Government legal advisers say a robust deal is Berlin’s best chance to prevent the current emergency mechanism, created to rescue Greece last May, being thrown out by German judges under the Maastricht Treaty’s “no bailout” clause.

“The talks will go towards removing uncertainty,” said a finance ministry spokesman yesterday.

“That uncertainty is what our minister has always said is what upsets the markets most.”

The German draft paper presents two alternatives for a permanent mechanism.

The “legal” option would see the introduction of European insolvency proceedings which, because of the transfer of sovereignty, would require a treaty change and referendum in Ireland.

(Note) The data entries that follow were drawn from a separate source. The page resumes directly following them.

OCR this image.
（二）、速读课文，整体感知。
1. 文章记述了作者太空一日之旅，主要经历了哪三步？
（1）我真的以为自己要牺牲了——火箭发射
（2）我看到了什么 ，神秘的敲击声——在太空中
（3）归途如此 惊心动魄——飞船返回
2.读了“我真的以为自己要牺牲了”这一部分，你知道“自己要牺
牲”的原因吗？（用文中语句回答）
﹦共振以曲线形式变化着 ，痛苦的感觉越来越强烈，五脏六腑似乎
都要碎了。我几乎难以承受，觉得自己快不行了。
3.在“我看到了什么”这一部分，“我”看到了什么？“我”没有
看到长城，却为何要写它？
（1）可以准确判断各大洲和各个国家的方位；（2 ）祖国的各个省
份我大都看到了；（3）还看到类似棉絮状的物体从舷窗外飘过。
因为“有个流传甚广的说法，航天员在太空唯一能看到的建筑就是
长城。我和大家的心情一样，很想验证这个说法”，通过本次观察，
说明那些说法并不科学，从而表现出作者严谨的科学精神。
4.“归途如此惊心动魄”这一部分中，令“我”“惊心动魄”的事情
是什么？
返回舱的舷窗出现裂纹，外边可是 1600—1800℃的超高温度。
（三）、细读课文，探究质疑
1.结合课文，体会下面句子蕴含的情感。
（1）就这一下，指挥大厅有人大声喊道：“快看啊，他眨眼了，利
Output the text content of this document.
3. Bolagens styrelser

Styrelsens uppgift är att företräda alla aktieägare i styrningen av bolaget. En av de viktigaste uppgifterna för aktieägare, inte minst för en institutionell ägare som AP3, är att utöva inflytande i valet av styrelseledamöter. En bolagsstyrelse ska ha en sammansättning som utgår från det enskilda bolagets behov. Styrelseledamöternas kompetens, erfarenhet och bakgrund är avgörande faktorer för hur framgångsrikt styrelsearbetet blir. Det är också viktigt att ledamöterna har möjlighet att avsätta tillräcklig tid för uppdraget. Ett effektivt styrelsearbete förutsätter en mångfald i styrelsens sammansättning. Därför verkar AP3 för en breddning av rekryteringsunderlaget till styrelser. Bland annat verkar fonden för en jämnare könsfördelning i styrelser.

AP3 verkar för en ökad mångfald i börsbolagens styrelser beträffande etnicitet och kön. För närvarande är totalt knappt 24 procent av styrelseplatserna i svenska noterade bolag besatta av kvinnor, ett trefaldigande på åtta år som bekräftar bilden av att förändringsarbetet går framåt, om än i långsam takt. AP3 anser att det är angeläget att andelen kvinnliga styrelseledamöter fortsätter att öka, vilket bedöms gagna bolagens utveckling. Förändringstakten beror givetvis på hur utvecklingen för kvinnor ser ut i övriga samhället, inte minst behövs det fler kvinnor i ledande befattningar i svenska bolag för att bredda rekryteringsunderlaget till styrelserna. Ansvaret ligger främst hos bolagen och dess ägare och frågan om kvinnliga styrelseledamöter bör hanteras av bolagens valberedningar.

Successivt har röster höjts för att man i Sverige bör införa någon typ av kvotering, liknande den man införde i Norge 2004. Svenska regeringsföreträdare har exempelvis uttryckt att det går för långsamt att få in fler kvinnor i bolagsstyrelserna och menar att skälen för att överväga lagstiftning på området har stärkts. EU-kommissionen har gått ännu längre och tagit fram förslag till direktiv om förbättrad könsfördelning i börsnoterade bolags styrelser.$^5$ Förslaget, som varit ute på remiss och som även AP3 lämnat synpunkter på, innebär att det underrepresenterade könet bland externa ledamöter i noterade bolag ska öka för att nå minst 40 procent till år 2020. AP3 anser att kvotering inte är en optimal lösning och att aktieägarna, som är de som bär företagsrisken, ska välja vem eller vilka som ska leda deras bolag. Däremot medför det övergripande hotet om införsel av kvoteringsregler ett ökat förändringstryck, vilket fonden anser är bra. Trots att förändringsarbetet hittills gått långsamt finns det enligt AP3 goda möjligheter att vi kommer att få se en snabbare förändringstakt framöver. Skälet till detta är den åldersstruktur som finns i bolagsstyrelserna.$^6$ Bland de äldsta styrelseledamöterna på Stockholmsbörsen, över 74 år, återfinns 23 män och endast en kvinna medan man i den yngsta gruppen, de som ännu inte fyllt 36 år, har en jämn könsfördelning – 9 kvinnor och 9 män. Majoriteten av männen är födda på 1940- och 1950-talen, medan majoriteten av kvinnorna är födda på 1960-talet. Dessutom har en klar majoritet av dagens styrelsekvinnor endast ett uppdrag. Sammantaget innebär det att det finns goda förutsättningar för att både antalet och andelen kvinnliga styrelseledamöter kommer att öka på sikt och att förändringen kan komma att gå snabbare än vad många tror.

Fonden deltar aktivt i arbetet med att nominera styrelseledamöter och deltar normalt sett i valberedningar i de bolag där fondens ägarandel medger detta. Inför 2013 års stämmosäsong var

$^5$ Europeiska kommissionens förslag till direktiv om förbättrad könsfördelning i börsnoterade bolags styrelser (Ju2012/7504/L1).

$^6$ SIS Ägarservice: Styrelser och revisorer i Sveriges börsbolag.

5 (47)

The “treaty” option would incorporate into post-2013 sovereign debt sales “collective action clauses”, already a feature of some bond issues, which would open the door to a “haircut” for private investors on distressed investments. “An examination of this option is necessary . . . and should be carried out in 2011,” the draft paper says.

The future mechanism should offer euro members a “toolbox” of measures, Berlin suggests, including the ability to cut creditor interest rates and to permit new bond sales. In return, recipients of aid will face “strict reform demands on economic and financial policy”and the “voluntary” suspension of voting rights and EU funds “so far as legally possible”.